Vaccine policy in the U.S. is entering uncharted territory
Experts warn that an upheaval of past practices may hurt public health
Vaccines are facing new challenges from an unexpected quarter: the people who set vaccine policy for the United States.
Many people have never heard of the Advisory Committee on Immunization Practices, but its work keeps preventable diseases, from polio to measles to COVID-19, in check. The committee decides which population groups should get certain vaccines. Those decisions then determine which vaccines Medicare and Medicaid, and by extension private insurance, will cover. ACIP also determines which vaccines will be provided for free through the
Vaccines for Children Program.
I’ve reported on ACIP meetings for years. Normally ACIP weighs reams of data, evaluating efficacy and risk versus benefit, before making its recommendations. The head of the Centers for Disease Control and Prevention then has the final say.

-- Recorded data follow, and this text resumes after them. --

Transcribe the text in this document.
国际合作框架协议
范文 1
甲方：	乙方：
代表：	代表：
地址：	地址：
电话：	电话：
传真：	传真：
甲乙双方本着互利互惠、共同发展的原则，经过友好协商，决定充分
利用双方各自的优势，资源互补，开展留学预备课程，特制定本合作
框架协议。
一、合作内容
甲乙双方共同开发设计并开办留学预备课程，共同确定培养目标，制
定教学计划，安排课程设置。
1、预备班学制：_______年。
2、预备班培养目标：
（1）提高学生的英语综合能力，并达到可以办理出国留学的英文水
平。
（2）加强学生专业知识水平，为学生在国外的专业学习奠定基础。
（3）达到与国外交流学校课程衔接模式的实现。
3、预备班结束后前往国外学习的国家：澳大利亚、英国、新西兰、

But from the opening moments of the
June 25 and
June 26 ACIP meeting, it was clear that this was not business as usual. Instead, debunked science, an apparent nonchalance about preventable deaths and confusion over basic testing procedures often took center stage.
Among other moves, the committee scrapped votes on expanding access to important vaccines, announced plans to reevaluate the childhood vaccine schedule and said established vaccines, including the hepatitis B shot for newborns, will be reviewed every seven years. The committee also resurfaced many long-debunked anti-vaccine talking points. Three of the committee’s five votes concerned a vaccine ingredient that has not been in childhood vaccines for two decades.
Some medical and
pharmacists’ organizations have pledged not to follow some of the Trump administration’s vaccine policies. Among them is the American Academy of Pediatrics, a long-time collaborator of ACIP in setting vaccination schedules for children and adolescents. The group boycotted the meeting because it views the current committee as “illegitimate” and plans to publish its own childhood vaccine schedule.
“Some media outlets have been very harsh on the new members of this committee, issuing false accusations and making concerted efforts to put scientists in either a pro- or anti-vaccine box,” committee chair Martin Kulldorff, a biostatistician at Hillsdale College who is based at the Washington, D.C., campus, said during his opening remarks. “Such labels undermine critical scientific inquiry, and it further feeds the flames of vaccine hesitancy.” In contrast, Kulldorff had previously coauthored a controversial call to
build immunity to COVID-19 through natural infection.
All of this is unprecedented for ACIP, and public health experts now worry that instead of boosting confidence and protecting health, just the opposite will happen.
“I am very concerned that we are going to lose policies and recommendations that save babies, infants, children and adults,” says Chari Cohen, a public health scientist and president of the nonprofit Hepatitis B Foundation.